Cornelia Diethelm: Je connais des conseils d’administration qui discutent de ce thème dans le cadre de réunions du CA, ce que je trouve judicieux au vu de la pertinence du sujet. Effet secondaire appréciable: tous peuvent ainsi avoir accès à des connaissances élémentaires sur l’IA générative. Une autre option consisterait à demander à la direction de préparer un état des lieux qui serait discuté en conseil d’administration en amont de l’élaboration d’une stratégie. Les résultats de la discussion au sein du CA pourraient servir à complémenter la stratégie et la gestion des risques ou servir de socle à une ligne directrice en matière d’IA.

swissVR Monitor: Quelles bonnes pratiques recommandez-vous pour la mise en œuvre de directives éthiques sur l’utilisation de l’IA générative?

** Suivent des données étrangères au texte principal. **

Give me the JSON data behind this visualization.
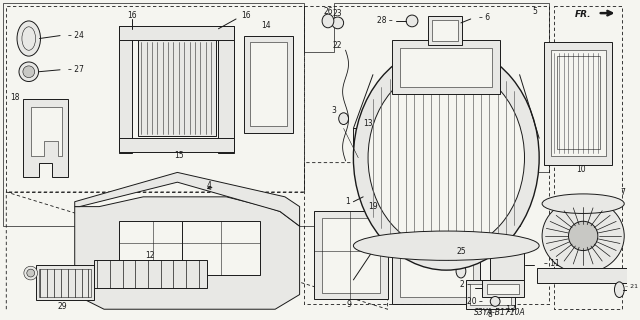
{
  "bg_color": "#f5f5f0",
  "line_color": "#1a1a1a",
  "fig_width": 6.4,
  "fig_height": 3.2,
  "dpi": 100,
  "diagram_code": "S3YA–B1710A",
  "fr_label": "FR.",
  "gray_fill": "#d8d8d8",
  "light_gray": "#e8e8e5",
  "mid_gray": "#c8c8c4"
}
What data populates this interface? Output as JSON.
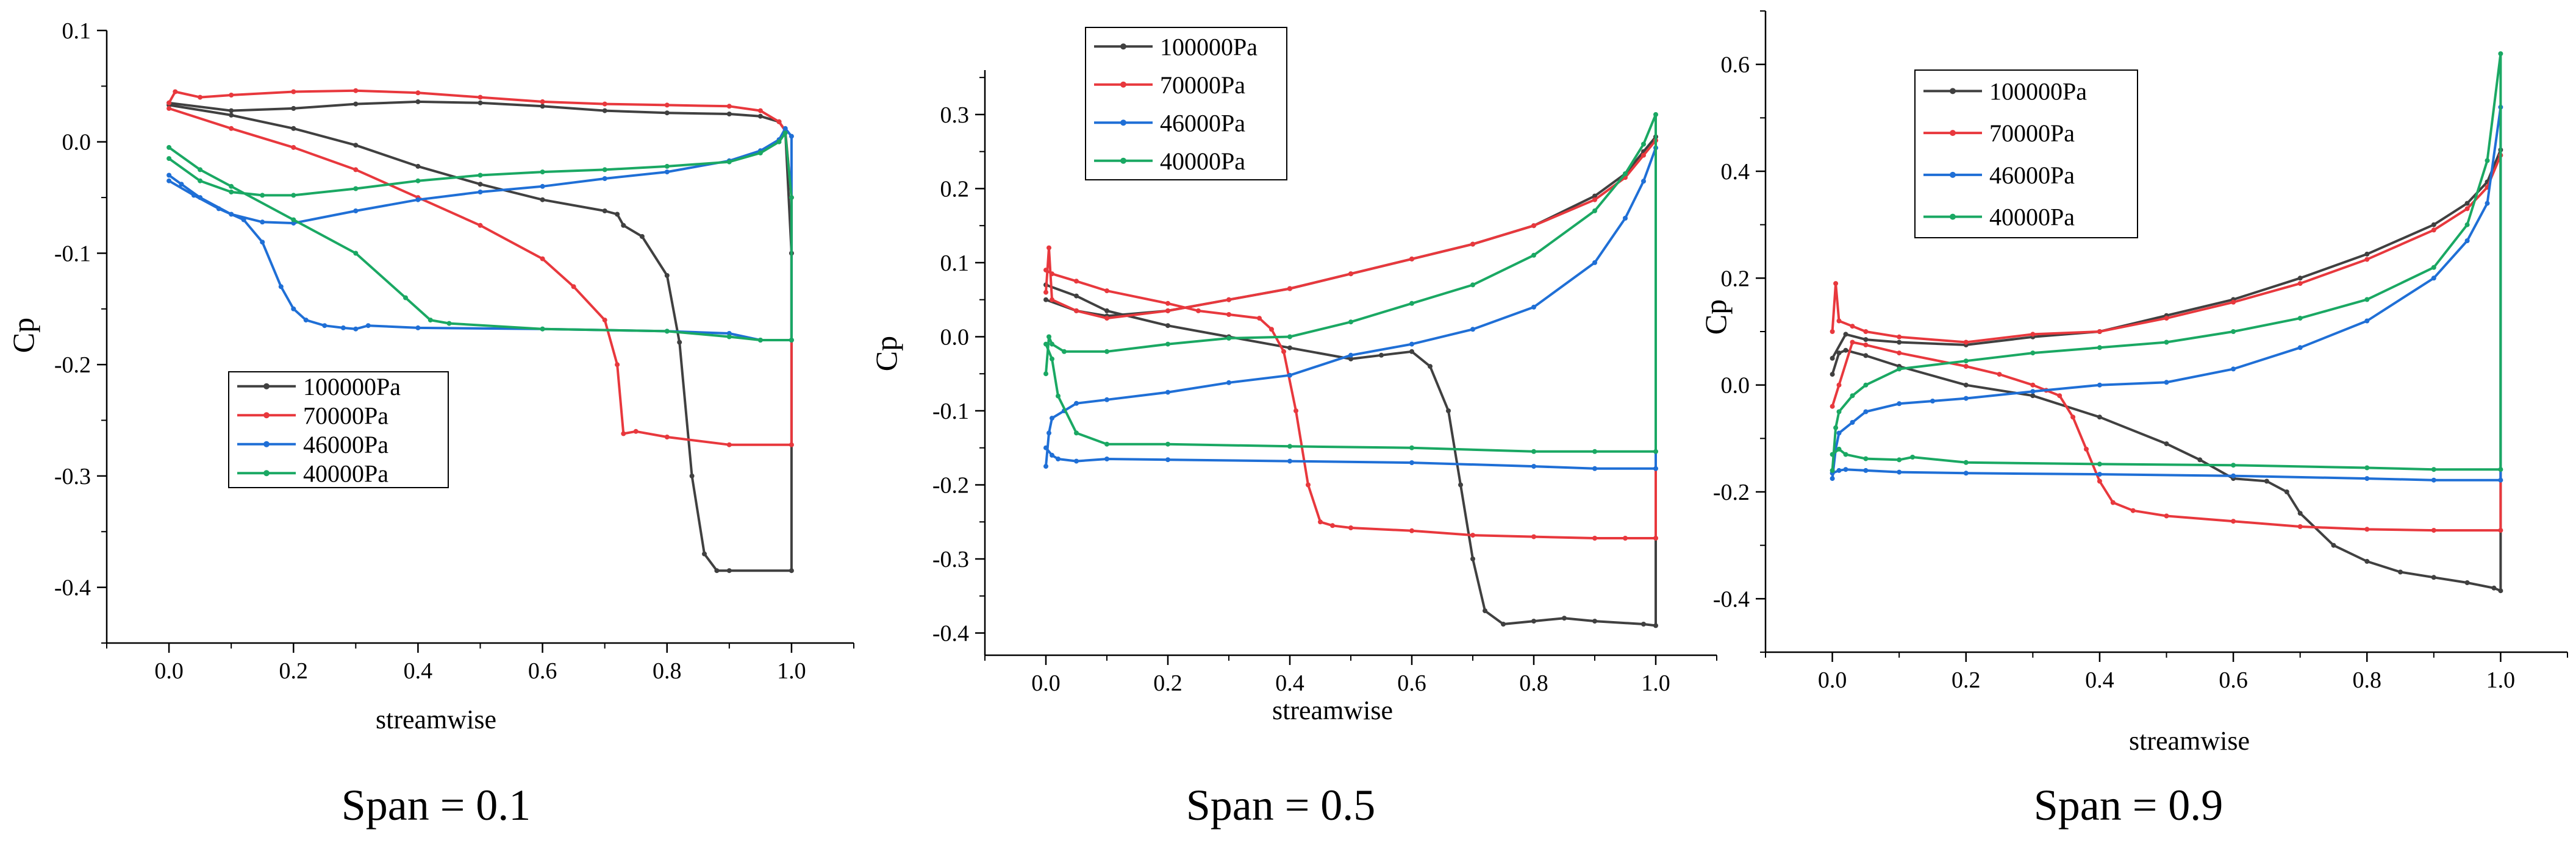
{
  "chart_data": [
    {
      "type": "line",
      "caption": "Span = 0.1",
      "xlabel": "streamwise",
      "ylabel": "Cp",
      "xlim": [
        -0.1,
        1.1
      ],
      "ylim": [
        -0.45,
        0.1
      ],
      "xticks": [
        0.0,
        0.2,
        0.4,
        0.6,
        0.8,
        1.0
      ],
      "xtick_labels": [
        "0.0",
        "0.2",
        "0.4",
        "0.6",
        "0.8",
        "1.0"
      ],
      "yticks": [
        -0.4,
        -0.3,
        -0.2,
        -0.1,
        0.0,
        0.1
      ],
      "ytick_labels": [
        "-0.4",
        "-0.3",
        "-0.2",
        "-0.1",
        "0.0",
        "0.1"
      ],
      "legend_position": "lower-center",
      "series": [
        {
          "name": "100000Pa",
          "color": "#404040",
          "x": [
            0.0,
            0.1,
            0.2,
            0.3,
            0.4,
            0.5,
            0.6,
            0.7,
            0.8,
            0.9,
            0.95,
            0.98,
            0.99,
            1.0,
            1.0,
            0.9,
            0.88,
            0.86,
            0.84,
            0.82,
            0.8,
            0.76,
            0.73,
            0.72,
            0.7,
            0.6,
            0.5,
            0.4,
            0.3,
            0.2,
            0.1,
            0.0
          ],
          "y": [
            0.035,
            0.028,
            0.03,
            0.034,
            0.036,
            0.035,
            0.032,
            0.028,
            0.026,
            0.025,
            0.023,
            0.018,
            0.01,
            -0.1,
            -0.385,
            -0.385,
            -0.385,
            -0.37,
            -0.3,
            -0.18,
            -0.12,
            -0.085,
            -0.075,
            -0.065,
            -0.062,
            -0.052,
            -0.038,
            -0.022,
            -0.003,
            0.012,
            0.024,
            0.033
          ]
        },
        {
          "name": "70000Pa",
          "color": "#e8383d",
          "x": [
            0.0,
            0.01,
            0.05,
            0.1,
            0.2,
            0.3,
            0.4,
            0.5,
            0.6,
            0.7,
            0.8,
            0.9,
            0.95,
            0.98,
            0.99,
            1.0,
            1.0,
            0.9,
            0.8,
            0.75,
            0.73,
            0.72,
            0.7,
            0.65,
            0.6,
            0.5,
            0.4,
            0.3,
            0.2,
            0.1,
            0.0
          ],
          "y": [
            0.035,
            0.045,
            0.04,
            0.042,
            0.045,
            0.046,
            0.044,
            0.04,
            0.036,
            0.034,
            0.033,
            0.032,
            0.028,
            0.018,
            0.01,
            -0.05,
            -0.272,
            -0.272,
            -0.265,
            -0.26,
            -0.262,
            -0.2,
            -0.16,
            -0.13,
            -0.105,
            -0.075,
            -0.05,
            -0.025,
            -0.005,
            0.012,
            0.03
          ]
        },
        {
          "name": "46000Pa",
          "color": "#1f6fd6",
          "x": [
            0.0,
            0.02,
            0.05,
            0.1,
            0.15,
            0.2,
            0.3,
            0.4,
            0.5,
            0.6,
            0.7,
            0.8,
            0.9,
            0.95,
            0.98,
            0.99,
            1.0,
            1.0,
            0.95,
            0.9,
            0.8,
            0.6,
            0.4,
            0.32,
            0.3,
            0.28,
            0.25,
            0.22,
            0.2,
            0.18,
            0.15,
            0.12,
            0.08,
            0.04,
            0.0
          ],
          "y": [
            -0.03,
            -0.038,
            -0.05,
            -0.065,
            -0.072,
            -0.073,
            -0.062,
            -0.052,
            -0.045,
            -0.04,
            -0.033,
            -0.027,
            -0.017,
            -0.008,
            0.002,
            0.012,
            0.005,
            -0.178,
            -0.178,
            -0.172,
            -0.17,
            -0.168,
            -0.167,
            -0.165,
            -0.168,
            -0.167,
            -0.165,
            -0.16,
            -0.15,
            -0.13,
            -0.09,
            -0.07,
            -0.06,
            -0.048,
            -0.035
          ]
        },
        {
          "name": "40000Pa",
          "color": "#1aa863",
          "x": [
            0.0,
            0.05,
            0.1,
            0.15,
            0.2,
            0.3,
            0.4,
            0.5,
            0.6,
            0.7,
            0.8,
            0.9,
            0.95,
            0.98,
            0.99,
            1.0,
            1.0,
            0.95,
            0.9,
            0.8,
            0.6,
            0.45,
            0.42,
            0.38,
            0.3,
            0.2,
            0.1,
            0.05,
            0.0
          ],
          "y": [
            -0.015,
            -0.035,
            -0.045,
            -0.048,
            -0.048,
            -0.042,
            -0.035,
            -0.03,
            -0.027,
            -0.025,
            -0.022,
            -0.018,
            -0.01,
            0.0,
            0.008,
            -0.05,
            -0.178,
            -0.178,
            -0.175,
            -0.17,
            -0.168,
            -0.163,
            -0.16,
            -0.14,
            -0.1,
            -0.07,
            -0.04,
            -0.025,
            -0.005
          ]
        }
      ]
    },
    {
      "type": "line",
      "caption": "Span = 0.5",
      "xlabel": "streamwise",
      "ylabel": "Cp",
      "xlim": [
        -0.1,
        1.1
      ],
      "ylim": [
        -0.43,
        0.36
      ],
      "xticks": [
        0.0,
        0.2,
        0.4,
        0.6,
        0.8,
        1.0
      ],
      "xtick_labels": [
        "0.0",
        "0.2",
        "0.4",
        "0.6",
        "0.8",
        "1.0"
      ],
      "yticks": [
        -0.4,
        -0.3,
        -0.2,
        -0.1,
        0.0,
        0.1,
        0.2,
        0.3
      ],
      "ytick_labels": [
        "-0.4",
        "-0.3",
        "-0.2",
        "-0.1",
        "0.0",
        "0.1",
        "0.2",
        "0.3"
      ],
      "legend_position": "top-left",
      "series": [
        {
          "name": "100000Pa",
          "color": "#404040",
          "x": [
            0.0,
            0.05,
            0.1,
            0.2,
            0.3,
            0.4,
            0.5,
            0.6,
            0.7,
            0.8,
            0.9,
            0.95,
            0.98,
            1.0,
            1.0,
            0.98,
            0.9,
            0.85,
            0.8,
            0.75,
            0.72,
            0.7,
            0.68,
            0.66,
            0.63,
            0.6,
            0.55,
            0.5,
            0.4,
            0.3,
            0.2,
            0.1,
            0.05,
            0.0
          ],
          "y": [
            0.05,
            0.035,
            0.028,
            0.035,
            0.05,
            0.065,
            0.085,
            0.105,
            0.125,
            0.15,
            0.19,
            0.22,
            0.25,
            0.27,
            -0.39,
            -0.388,
            -0.384,
            -0.38,
            -0.384,
            -0.388,
            -0.37,
            -0.3,
            -0.2,
            -0.1,
            -0.04,
            -0.02,
            -0.025,
            -0.03,
            -0.015,
            0.0,
            0.015,
            0.035,
            0.055,
            0.07
          ]
        },
        {
          "name": "70000Pa",
          "color": "#e8383d",
          "x": [
            0.0,
            0.005,
            0.01,
            0.05,
            0.1,
            0.2,
            0.3,
            0.4,
            0.5,
            0.6,
            0.7,
            0.8,
            0.9,
            0.95,
            0.98,
            1.0,
            1.0,
            0.95,
            0.9,
            0.8,
            0.7,
            0.6,
            0.5,
            0.47,
            0.45,
            0.43,
            0.41,
            0.39,
            0.37,
            0.35,
            0.3,
            0.25,
            0.2,
            0.1,
            0.05,
            0.01,
            0.0
          ],
          "y": [
            0.06,
            0.12,
            0.05,
            0.035,
            0.025,
            0.035,
            0.05,
            0.065,
            0.085,
            0.105,
            0.125,
            0.15,
            0.185,
            0.215,
            0.245,
            0.265,
            -0.272,
            -0.272,
            -0.272,
            -0.27,
            -0.268,
            -0.262,
            -0.258,
            -0.255,
            -0.25,
            -0.2,
            -0.1,
            -0.02,
            0.01,
            0.025,
            0.03,
            0.035,
            0.045,
            0.062,
            0.075,
            0.085,
            0.09
          ]
        },
        {
          "name": "46000Pa",
          "color": "#1f6fd6",
          "x": [
            0.0,
            0.005,
            0.01,
            0.03,
            0.05,
            0.1,
            0.2,
            0.3,
            0.4,
            0.5,
            0.6,
            0.7,
            0.8,
            0.9,
            0.95,
            0.98,
            1.0,
            1.0,
            0.9,
            0.8,
            0.6,
            0.4,
            0.2,
            0.1,
            0.05,
            0.02,
            0.01,
            0.0
          ],
          "y": [
            -0.175,
            -0.13,
            -0.11,
            -0.1,
            -0.09,
            -0.085,
            -0.075,
            -0.062,
            -0.052,
            -0.025,
            -0.01,
            0.01,
            0.04,
            0.1,
            0.16,
            0.21,
            0.255,
            -0.178,
            -0.178,
            -0.175,
            -0.17,
            -0.168,
            -0.166,
            -0.165,
            -0.168,
            -0.165,
            -0.16,
            -0.15
          ]
        },
        {
          "name": "40000Pa",
          "color": "#1aa863",
          "x": [
            0.0,
            0.005,
            0.01,
            0.03,
            0.1,
            0.2,
            0.3,
            0.4,
            0.5,
            0.6,
            0.7,
            0.8,
            0.9,
            0.95,
            0.98,
            1.0,
            1.0,
            0.9,
            0.8,
            0.6,
            0.4,
            0.2,
            0.1,
            0.05,
            0.02,
            0.01,
            0.0
          ],
          "y": [
            -0.05,
            0.0,
            -0.01,
            -0.02,
            -0.02,
            -0.01,
            -0.002,
            0.0,
            0.02,
            0.045,
            0.07,
            0.11,
            0.17,
            0.22,
            0.26,
            0.3,
            -0.155,
            -0.155,
            -0.155,
            -0.15,
            -0.148,
            -0.145,
            -0.145,
            -0.13,
            -0.08,
            -0.03,
            -0.01
          ]
        }
      ]
    },
    {
      "type": "line",
      "caption": "Span = 0.9",
      "xlabel": "streamwise",
      "ylabel": "Cp",
      "xlim": [
        -0.1,
        1.1
      ],
      "ylim": [
        -0.5,
        0.7
      ],
      "xticks": [
        0.0,
        0.2,
        0.4,
        0.6,
        0.8,
        1.0
      ],
      "xtick_labels": [
        "0.0",
        "0.2",
        "0.4",
        "0.6",
        "0.8",
        "1.0"
      ],
      "yticks": [
        -0.4,
        -0.2,
        0.0,
        0.2,
        0.4,
        0.6
      ],
      "ytick_labels": [
        "-0.4",
        "-0.2",
        "0.0",
        "0.2",
        "0.4",
        "0.6"
      ],
      "legend_position": "top-left",
      "series": [
        {
          "name": "100000Pa",
          "color": "#404040",
          "x": [
            0.0,
            0.02,
            0.05,
            0.1,
            0.2,
            0.3,
            0.4,
            0.5,
            0.6,
            0.7,
            0.8,
            0.9,
            0.95,
            0.98,
            0.99,
            1.0,
            1.0,
            0.99,
            0.95,
            0.9,
            0.85,
            0.8,
            0.75,
            0.7,
            0.68,
            0.65,
            0.6,
            0.55,
            0.5,
            0.4,
            0.3,
            0.2,
            0.1,
            0.05,
            0.02,
            0.01,
            0.0
          ],
          "y": [
            0.05,
            0.095,
            0.085,
            0.08,
            0.075,
            0.09,
            0.1,
            0.13,
            0.16,
            0.2,
            0.245,
            0.3,
            0.34,
            0.38,
            0.41,
            0.44,
            -0.385,
            -0.38,
            -0.37,
            -0.36,
            -0.35,
            -0.33,
            -0.3,
            -0.24,
            -0.2,
            -0.18,
            -0.175,
            -0.14,
            -0.11,
            -0.06,
            -0.02,
            0.0,
            0.035,
            0.055,
            0.065,
            0.06,
            0.02
          ]
        },
        {
          "name": "70000Pa",
          "color": "#e8383d",
          "x": [
            0.0,
            0.005,
            0.01,
            0.03,
            0.05,
            0.1,
            0.2,
            0.3,
            0.4,
            0.5,
            0.6,
            0.7,
            0.8,
            0.9,
            0.95,
            0.98,
            1.0,
            1.0,
            0.9,
            0.8,
            0.7,
            0.6,
            0.5,
            0.45,
            0.42,
            0.4,
            0.38,
            0.36,
            0.34,
            0.32,
            0.3,
            0.25,
            0.2,
            0.1,
            0.05,
            0.03,
            0.01,
            0.0
          ],
          "y": [
            0.1,
            0.19,
            0.12,
            0.11,
            0.1,
            0.09,
            0.08,
            0.095,
            0.1,
            0.125,
            0.155,
            0.19,
            0.235,
            0.29,
            0.33,
            0.37,
            0.43,
            -0.272,
            -0.272,
            -0.27,
            -0.265,
            -0.255,
            -0.245,
            -0.235,
            -0.22,
            -0.18,
            -0.12,
            -0.06,
            -0.02,
            -0.01,
            0.0,
            0.02,
            0.035,
            0.06,
            0.075,
            0.08,
            0.0,
            -0.04
          ]
        },
        {
          "name": "46000Pa",
          "color": "#1f6fd6",
          "x": [
            0.0,
            0.005,
            0.01,
            0.03,
            0.05,
            0.1,
            0.15,
            0.2,
            0.3,
            0.4,
            0.5,
            0.6,
            0.7,
            0.8,
            0.9,
            0.95,
            0.98,
            1.0,
            1.0,
            0.9,
            0.8,
            0.6,
            0.4,
            0.2,
            0.1,
            0.05,
            0.02,
            0.01,
            0.0
          ],
          "y": [
            -0.175,
            -0.12,
            -0.09,
            -0.07,
            -0.05,
            -0.035,
            -0.03,
            -0.025,
            -0.012,
            0.0,
            0.005,
            0.03,
            0.07,
            0.12,
            0.2,
            0.27,
            0.34,
            0.52,
            -0.178,
            -0.178,
            -0.175,
            -0.17,
            -0.167,
            -0.165,
            -0.163,
            -0.16,
            -0.158,
            -0.16,
            -0.165
          ]
        },
        {
          "name": "40000Pa",
          "color": "#1aa863",
          "x": [
            0.0,
            0.005,
            0.01,
            0.03,
            0.05,
            0.1,
            0.2,
            0.3,
            0.4,
            0.5,
            0.6,
            0.7,
            0.8,
            0.9,
            0.95,
            0.98,
            1.0,
            1.0,
            0.9,
            0.8,
            0.6,
            0.4,
            0.2,
            0.12,
            0.1,
            0.05,
            0.02,
            0.01,
            0.0
          ],
          "y": [
            -0.16,
            -0.08,
            -0.05,
            -0.02,
            0.0,
            0.03,
            0.045,
            0.06,
            0.07,
            0.08,
            0.1,
            0.125,
            0.16,
            0.22,
            0.3,
            0.42,
            0.62,
            -0.158,
            -0.158,
            -0.155,
            -0.15,
            -0.148,
            -0.145,
            -0.135,
            -0.14,
            -0.138,
            -0.13,
            -0.12,
            -0.13
          ]
        }
      ]
    }
  ]
}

Cornelia Diethelm: Pour une mise en œuvre réussie, il est tout d’abord essentiel que ces directives soient les plus concrètes et compréhensibles possibles. C’est la meilleure garantie pour qu’elles soient comprises et appliquées en interne. Je conseille également de désigner une personne ou une équipe chargée de répondre aux questions et aux propositions. Et le plus important: assurer des formations, organiser des événements en interne et garantir une communication régulière contribuent à embarquer tous les collaborateurs dans la démarche, à dissiper les craintes éventuelles et à développer de précieuses connaissances au sein même de l’entreprise. L’utilisation responsable d’outils d’IA représente assurément un investissement pour l’avenir de l’entreprise et de ses collaborateurs!

Cornelia Diethelm

Membre du conseil d’administration d’Ethos, vice-présidente du CA de Metron SA et présidente du comité « Corporate Development » du CA de la Sparkasse Schwyz SA

Cornelia Diethelm participe activement à la transformation numérique, à la croisée de l’économie et de la société. Experte en éthique numérique, elle sert d’intermédiaire entre l’économie et les attentes de la société et étudie les tendances en matière de stratégie. Elle transmet son savoir de conseillère indépendante, de conférencière ainsi que de directrice de cursus et d’enseignante en éthique numérique. C’est une pionnière dans la région DACH en matière d’utilisation responsable des données et des nouvelles technologies telles que l’intelligence artificielle (IA). Cornelia Diethelm est membre des conseils d’administration d’Ethos, de Metron et de la Sparkasse Schwyz et copropriétaire de l’entreprise LegalTech Datenschutzpartner. Dans le cadre d’un second cursus, elle a étudié les sciences politiques, l’économie d’entreprise et la macroéconomie, avant de suivre un MAS en Digital Business.